Mommy’s-basement apps are telling in that they reveal that misogyny and racism in the tech industry will not be solved by diversity-based hiring and the inclusion of women alone. Scholars such as Safiya Noble, Sarah T. Roberts, and Marie Hicks have done important work in highlighting how the history of technology and technological designs are deeply implicated in upholding racism and misogyny. We might add Mommy’s basement to this mix. That these apps emerge out of Mommy’s basement can explain why the classed labor of gig work seems to escape recognition. Because it is Mommy’s devalued labor, it can be packaged and sold as labor not worth doing oneself.

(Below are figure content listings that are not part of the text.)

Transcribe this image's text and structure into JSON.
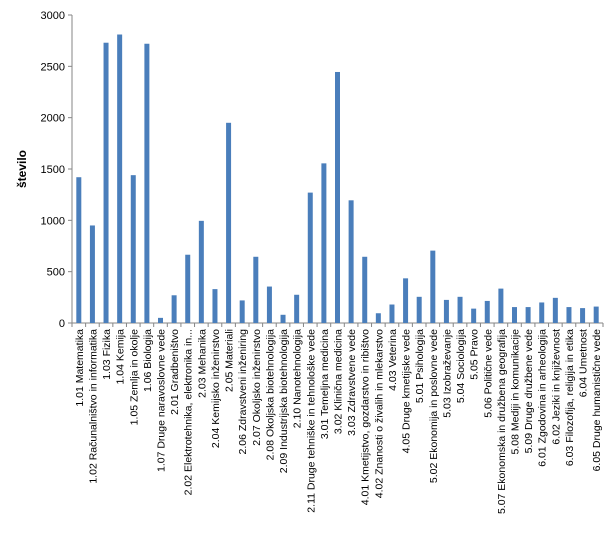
{
  "chart_data": {
    "type": "bar",
    "title": "",
    "xlabel": "",
    "ylabel": "število",
    "ylim": [
      0,
      3000
    ],
    "yticks": [
      "0",
      "500",
      "1000",
      "1500",
      "2000",
      "2500",
      "3000"
    ],
    "grid": false,
    "legend": "none",
    "bar_color": "#4a7ebb",
    "categories": [
      "1.01 Matematika",
      "1.02 Računalništvo in informatika",
      "1.03 Fizika",
      "1.04 Kemija",
      "1.05 Zemlja in okolje",
      "1.06 Biologija",
      "1.07 Druge naravoslovne vede",
      "2.01 Gradbeništvo",
      "2.02 Elektrotehnika, elektronika in...",
      "2.03 Mehanika",
      "2.04 Kemijsko inženirstvo",
      "2.05 Materiali",
      "2.06 Zdravstveni inženiring",
      "2.07 Okoljsko inženirstvo",
      "2.08 Okoljska biotehnologija",
      "2.09 Industrijska biotehnologija",
      "2.10 Nanotehnologija",
      "2.11 Druge tehniške in tehnološke vede",
      "3.01 Temeljna medicina",
      "3.02 Klinična medicina",
      "3.03 Zdravstvene vede",
      "4.01 Kmetijstvo, gozdarstvo in ribištvo",
      "4.02 Znanosti o živalih in mlekarstvo",
      "4.03 Veterina",
      "4.05 Druge kmetijske vede",
      "5.01 Psihologija",
      "5.02 Ekonomija in poslovne vede",
      "5.03 Izobraževanje",
      "5.04 Sociologija",
      "5.05 Pravo",
      "5.06 Politične vede",
      "5.07 Ekonomska in družbena geografija",
      "5.08 Mediji in komunikacije",
      "5.09 Druge družbene vede",
      "6.01 Zgodovina in arheologija",
      "6.02 Jeziki in književnost",
      "6.03 Filozofija, religija in etika",
      "6.04 Umetnost",
      "6.05 Druge humanistične vede"
    ],
    "values": [
      1420,
      950,
      2730,
      2810,
      1440,
      2720,
      50,
      270,
      665,
      995,
      330,
      1950,
      220,
      645,
      355,
      80,
      275,
      1270,
      1555,
      2445,
      1195,
      645,
      95,
      180,
      435,
      255,
      705,
      225,
      255,
      140,
      215,
      335,
      155,
      155,
      200,
      245,
      155,
      145,
      160
    ]
  }
}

Because it is Mommy’s otherwise devalued labor, it has been repackaged and sold to prospective gig workers as an enterprising and innovative system of assembling and modulating work rather than old-school care labor.

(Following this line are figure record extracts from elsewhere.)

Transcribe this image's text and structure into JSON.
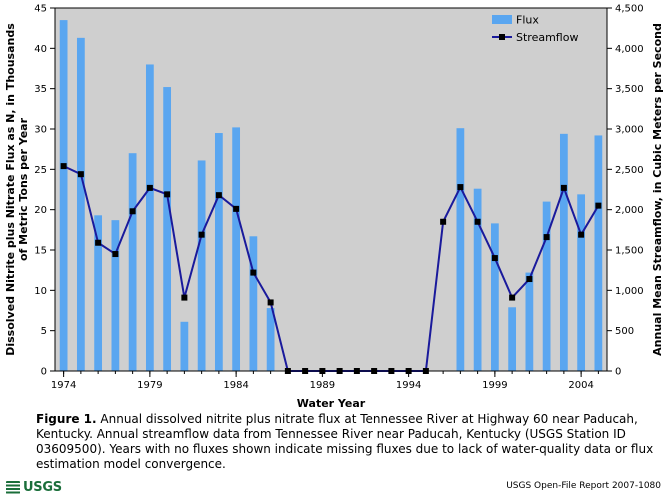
{
  "chart_data": {
    "type": "bar",
    "xlabel": "Water Year",
    "ylabel_left": "Dissolved Nitrite plus Nitrate Flux as N, in Thousands of Metric Tons per Year",
    "ylabel_right": "Annual Mean Streamflow, in Cubic Meters per Second",
    "ylim_left": [
      0,
      45
    ],
    "ylim_right": [
      0,
      4500
    ],
    "xlim": [
      1974,
      2005
    ],
    "left_ticks": [
      "0",
      "5",
      "10",
      "15",
      "20",
      "25",
      "30",
      "35",
      "40",
      "45"
    ],
    "right_ticks": [
      "0",
      "500",
      "1,000",
      "1,500",
      "2,000",
      "2,500",
      "3,000",
      "3,500",
      "4,000",
      "4,500"
    ],
    "x_ticks": [
      "1974",
      "1979",
      "1984",
      "1989",
      "1994",
      "1999",
      "2004"
    ],
    "legend_position": "top-right",
    "grid": false,
    "flux": {
      "name": "Flux",
      "color": "#5aa6f0",
      "x": [
        1974,
        1975,
        1976,
        1977,
        1978,
        1979,
        1980,
        1981,
        1982,
        1983,
        1984,
        1985,
        1986,
        1997,
        1998,
        1999,
        2000,
        2001,
        2002,
        2003,
        2004,
        2005
      ],
      "values": [
        43.5,
        41.3,
        19.3,
        18.7,
        27.0,
        38.0,
        35.2,
        6.1,
        26.1,
        29.5,
        30.2,
        16.7,
        7.8,
        30.1,
        22.6,
        18.3,
        7.9,
        12.2,
        21.0,
        29.4,
        21.9,
        29.2
      ]
    },
    "streamflow": {
      "name": "Streamflow",
      "color": "#1a1a9c",
      "x": [
        1974,
        1975,
        1976,
        1977,
        1978,
        1979,
        1980,
        1981,
        1982,
        1983,
        1984,
        1985,
        1986,
        1987,
        1988,
        1989,
        1990,
        1991,
        1992,
        1993,
        1994,
        1995,
        1996,
        1997,
        1998,
        1999,
        2000,
        2001,
        2002,
        2003,
        2004,
        2005
      ],
      "values": [
        2540,
        2440,
        1590,
        1450,
        1980,
        2270,
        2190,
        910,
        1690,
        2180,
        2010,
        1220,
        850,
        0,
        0,
        0,
        0,
        0,
        0,
        0,
        0,
        0,
        1850,
        2280,
        1850,
        1400,
        910,
        1140,
        1660,
        2270,
        1690,
        2050
      ]
    }
  },
  "caption": {
    "figure_label": "Figure 1.",
    "text": " Annual dissolved nitrite plus nitrate flux at Tennessee River at Highway 60 near Paducah, Kentucky. Annual streamflow data from Tennessee River near Paducah, Kentucky (USGS Station ID 03609500). Years with no fluxes shown indicate missing fluxes due to lack of water-quality data or flux estimation model convergence."
  },
  "footer": {
    "logo_text": "USGS",
    "report": "USGS Open-File Report 2007-1080"
  }
}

None of this will be corrected by the current frantic wave of inclusion in the world of tech. That is too often just about showing good face. It is not enough. This is not to say that tech is not full of subversive actors who are organizing and pushing for a more equitable technological future. The industry is not a monolithic enterprise full of only techbros—but the future depends on more than representation, it depends on designing media environments that are aware of the social and how the social is reproduced through care. Accounting for gender and diversity in the tech industry means contending with the normative regimes of care built into our technologies. It is not enough to remedy the fact that women are being sexually harassed at Uber. Something altogether different and better than Uber must also be created. Mommy’s basement has been and will continue to be a coveted venue for misogyny. But those who dwell in Mommy’s basement can also be evicted. The first step is to serve notice that the rent owed Mommy is overdue.